Несмотря на западное влияние, камни Галаты дышат османской историей. Так, название одного из первых районов Бейоглу – Чукурджума – напоминает, что в XV веке тут совершил пятничный намаз[9] грозный завоеватель Константинополя, султан Мехмед II.[10] В течение сотен лет на узких, мощенных брусчаткой улочках Чукурджумы идет торговля. Постепенно бывший квартал старьевщиков превратился в крупнейший блошиный рынок Стамбула, где продается все – от грошовых вещей до антиквариата. По лавкам Чукурджумы нетерпеливо рыскал Кемаль, герой «Музея невинности» – еще одного романа Памука; здесь он воровал безделушки для своей возлюбленной.

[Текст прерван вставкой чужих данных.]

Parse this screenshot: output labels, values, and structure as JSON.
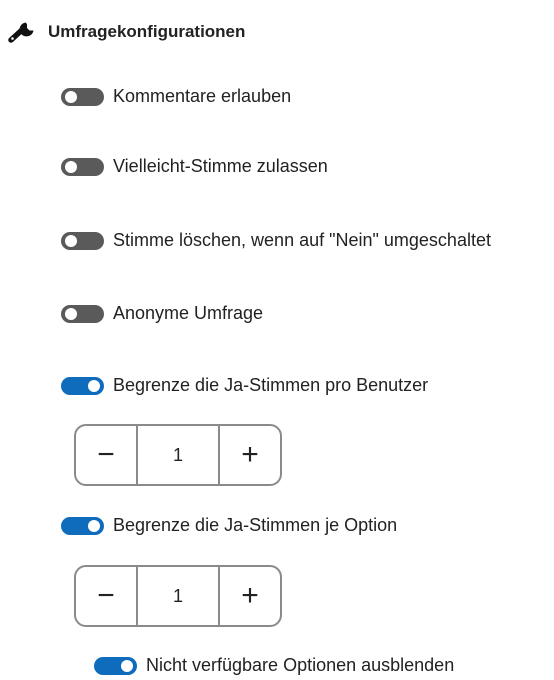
{
  "section": {
    "title": "Umfragekonfigurationen",
    "icon": "wrench-icon"
  },
  "options": [
    {
      "label": "Kommentare erlauben",
      "on": false
    },
    {
      "label": "Vielleicht-Stimme zulassen",
      "on": false
    },
    {
      "label": "Stimme löschen, wenn auf \"Nein\" umgeschaltet",
      "on": false
    },
    {
      "label": "Anonyme Umfrage",
      "on": false
    },
    {
      "label": "Begrenze die Ja-Stimmen pro Benutzer",
      "on": true
    },
    {
      "label": "Begrenze die Ja-Stimmen je Option",
      "on": true
    },
    {
      "label": "Nicht verfügbare Optionen ausblenden",
      "on": true
    }
  ],
  "steppers": {
    "per_user": {
      "value": "1",
      "minus": "−",
      "plus": "+"
    },
    "per_option": {
      "value": "1",
      "minus": "−",
      "plus": "+"
    }
  },
  "colors": {
    "toggle_on": "#0f6cbd",
    "toggle_off": "#5a5a5a",
    "stepper_border": "#8a8a8a"
  }
}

История Бейоглу, как и история Стамбула в целом, пропитана насилием. Подтверждением тому – квартал Тарлабаши. Населенный изначально рабочими и старьевщиками, Тарлабаши разросся и стал частью Бейоглу. Но цены на жилье поднялись, бедняки уехали – и район облюбовали богатые евреи, ассирийцы, греки и армяне. Они открывали клубы, рестораны, ювелирные салоны – и быстро меняли облик старых исламских улиц. Герой романа Памука «Джевдет-бей и сыновья», хозяин скобяной лавки, неспроста жаловался, что в условиях подобной конкуренции мусульманам трудно заниматься торговлей.

Так продолжалось до 1942 года, пока турецкое правительство не обложило иудеев и христиан Бейоглу огромным налогом, который не могли заплатить даже преуспевающие коммерсанты. За неуплату налога немусульман отправили в трудовые лагеря Ашкале – за 1200 км от Стамбула. Потеряв своих веселых и деловых людей, процветающий Тарлабаши увял, как роза без воды. Квартал превратился в трущобы, заваленные мусором и населенные курдами, цыганами и выходцами из беднейших арабских стран. Они живут в полуразрушенных домах османского периода, торгуют наркотиками и промышляют кражами. Тарлабаши собираются сносить, но пока известный криминальный район в центре Стамбула – в нескольких минутах ходьбы от площади Таксим – продолжает существовать.

Однако вернемся к главному зданию Бейоглу – Галатской башне. После падения Константинополя в 1453 году она служила маяком, пожарной каланчой, обсерваторией и тюрьмой, но преимущественно была просто символом города. В 1638 году инженер-изобретатель Хезарфен Ахмед Челеби перелетел с крыши башни на азиатский берег Босфора на самодельных крыльях – за что получил прозвище «турецкий Икар» и вошел в историю как один из пионеров авиации.

Османский путешественник XVII века Эвлия Челеби повествует об этом выдающемся событии в «Книге путешествия». Сначала Хезарфен Ахмед тренировался в районе Окмейданы. Потом, когда султан Мурад IV смотрел из дворцового окна на Сарайбурну[11], инженер слетел с верхушки Галатской башни и приземлился на площади Доганджилар в Ускюдаре. Потрясенный султан подарил Хезарфену Ахмеду мешок золотых монет, но позже счел его крайне опасным человеком, способным на что угодно, – и сослал в Алжир. Башня долгое время использовалась в качестве портового склада.

В 1960-х годах Галатскую башню оборудовали для туристов. Как и 700 лет назад она, будто гигантский карандаш, возвышается над спичечными коробками старых домиков Бейоглу. Сегодня на первом этаже башни продают сувениры, а на верхних этажах находятся ресторан и смотровая площадка, откуда открывается вид на Стамбул с высоты птичьего полета.